Twin Rinks files for bankruptcy

Owners plan to sell all assets; rink will remain open


The company that owns Twin Rinks — an ice skating facility in Eisenhower Park that opened just over a year ago — has filed for bankruptcy and plans to sell all its assets, But indicated that the facility will remain up and running until new ownership takes over.

Joel Friedman, a member of Twin Rinks at Eisenhower, filed for Chapter 11 bankruptcy on behalf of the company on June 8 in United States Bankruptcy Court for the Eastern District of New York, in Central Islip. He cited construction issues that led to overblown costs for the two-story, 165,000 square-foot facility. “The unfortunate reality is that the construction costs ended up being too high and we blew our budget,” said Friedman.

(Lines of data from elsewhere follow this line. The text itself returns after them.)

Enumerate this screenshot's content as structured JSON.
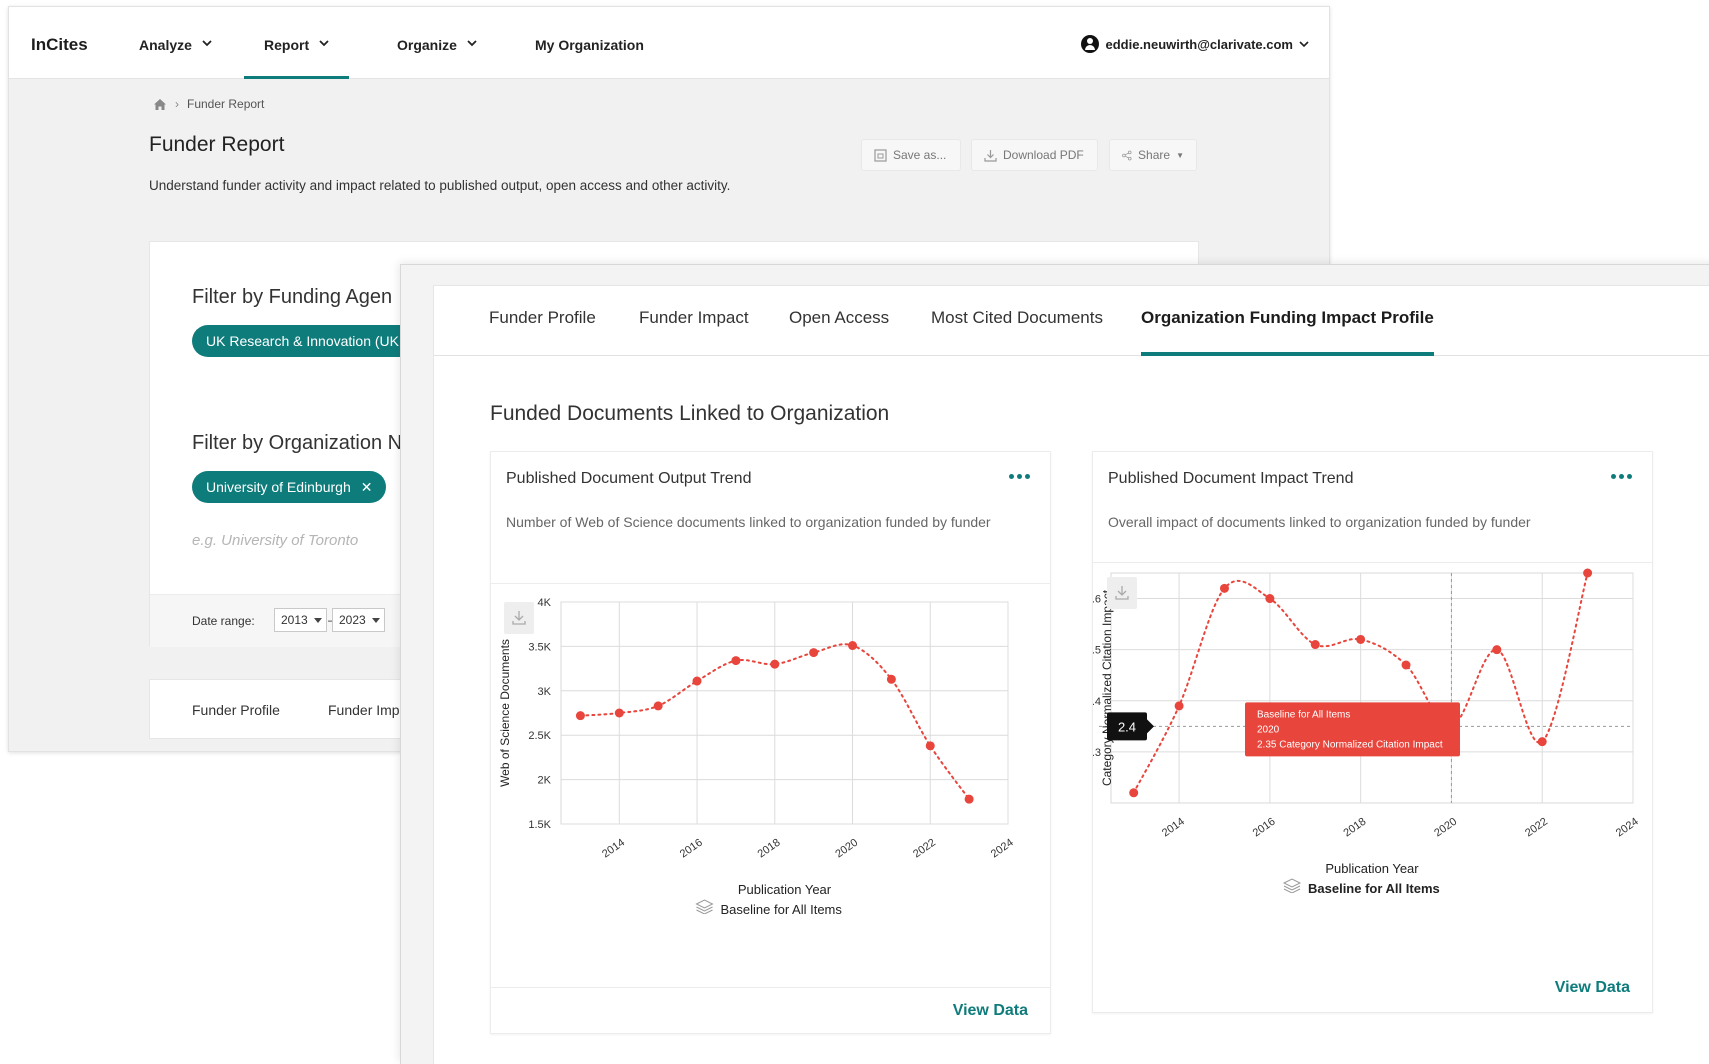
{
  "app": {
    "logo": "InCites"
  },
  "nav": {
    "items": [
      {
        "label": "Analyze"
      },
      {
        "label": "Report"
      },
      {
        "label": "Organize"
      },
      {
        "label": "My Organization"
      }
    ],
    "user_email": "eddie.neuwirth@clarivate.com"
  },
  "breadcrumb": {
    "current": "Funder Report"
  },
  "page": {
    "title": "Funder Report",
    "description": "Understand funder activity and impact related to published output, open access and other activity."
  },
  "actions": {
    "save_as": "Save as...",
    "download_pdf": "Download PDF",
    "share": "Share"
  },
  "filters": {
    "funding_title": "Filter by Funding Agen",
    "funding_chip": "UK Research & Innovation (UKR",
    "org_title": "Filter by Organization N",
    "org_chip": "University of Edinburgh",
    "org_placeholder": "e.g. University of Toronto",
    "date_label": "Date range:",
    "date_from": "2013",
    "date_to": "2023"
  },
  "back_tabs": [
    "Funder Profile",
    "Funder Impac"
  ],
  "tabs": [
    {
      "label": "Funder Profile"
    },
    {
      "label": "Funder Impact"
    },
    {
      "label": "Open Access"
    },
    {
      "label": "Most Cited Documents"
    },
    {
      "label": "Organization Funding Impact Profile",
      "active": true
    }
  ],
  "section_title": "Funded Documents Linked to Organization",
  "cards": {
    "output": {
      "title": "Published Document Output Trend",
      "description": "Number of Web of Science documents linked to organization funded by funder",
      "view_data": "View Data"
    },
    "impact": {
      "title": "Published Document Impact Trend",
      "description": "Overall impact of documents linked to organization funded by funder",
      "view_data": "View Data"
    }
  },
  "chart_data": [
    {
      "type": "line",
      "title": "Published Document Output Trend",
      "xlabel": "Publication Year",
      "ylabel": "Web of Science Documents",
      "legend": "Baseline for All Items",
      "x": [
        2013,
        2014,
        2015,
        2016,
        2017,
        2018,
        2019,
        2020,
        2021,
        2022,
        2023
      ],
      "values": [
        2720,
        2750,
        2830,
        3110,
        3340,
        3300,
        3430,
        3510,
        3130,
        2380,
        1780
      ],
      "xticks": [
        "2014",
        "2016",
        "2018",
        "2020",
        "2022",
        "2024"
      ],
      "yticks": [
        "1.5K",
        "2K",
        "2.5K",
        "3K",
        "3.5K",
        "4K"
      ],
      "ylim": [
        1500,
        4000
      ],
      "xlim": [
        2012.5,
        2024
      ],
      "color": "#e8453c"
    },
    {
      "type": "line",
      "title": "Published Document Impact Trend",
      "xlabel": "Publication Year",
      "ylabel": "Category Normalized Citation Impact",
      "legend": "Baseline for All Items",
      "x": [
        2013,
        2014,
        2015,
        2016,
        2017,
        2018,
        2019,
        2020,
        2021,
        2022,
        2023
      ],
      "values": [
        2.22,
        2.39,
        2.62,
        2.6,
        2.51,
        2.52,
        2.47,
        2.35,
        2.5,
        2.32,
        2.65
      ],
      "baseline": 2.35,
      "baseline_label": "2.4",
      "tooltip": [
        "Baseline for All Items",
        "2020",
        "2.35 Category Normalized Citation Impact"
      ],
      "xticks": [
        "2014",
        "2016",
        "2018",
        "2020",
        "2022",
        "2024"
      ],
      "yticks": [
        "2.3",
        "2.4",
        "2.5",
        "2.6"
      ],
      "ylim": [
        2.2,
        2.65
      ],
      "xlim": [
        2012.5,
        2024
      ],
      "color": "#e8453c",
      "tooltip_color": "#e8453c"
    }
  ]
}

Twin Rinks at Eisenhower is a limited liability company that owns a 50-year licensing agreement with Nassau County to operate the ice center. “There wasn’t enough money left over to help with the startup costs,” Friedman said.


Construction of the ice center began in April 2013, and it opened to the public one year later. Housing two NHL-sized indoor rinks and one, smaller outdoor rink, Twin Rinks has since hosted youth hockey leagues while offering skating lessons and other entertainment.

Friedman stressed that all activities will remain in place during the bankruptcy process and all commitments will be honored. “The doors are open,” he said. “The staff is still here. The programming is still available. If you signed up for any of the programming or have a birthday party, that all still continues with business as usual.”

Interested purchasers can place bids on the company’s assets — which, Friedman said, includes the licensing agreement with the county — until July 1, according to court records. An auction for qualified bidders vetted by the court will take place on August 3.

Nassau County Attorney Carnell Foskey said the county has retained retained bankruptcy counsel “to ensure that taxpayers receive the benefit of this new, privately-financed multi-million dollar facility for public use.”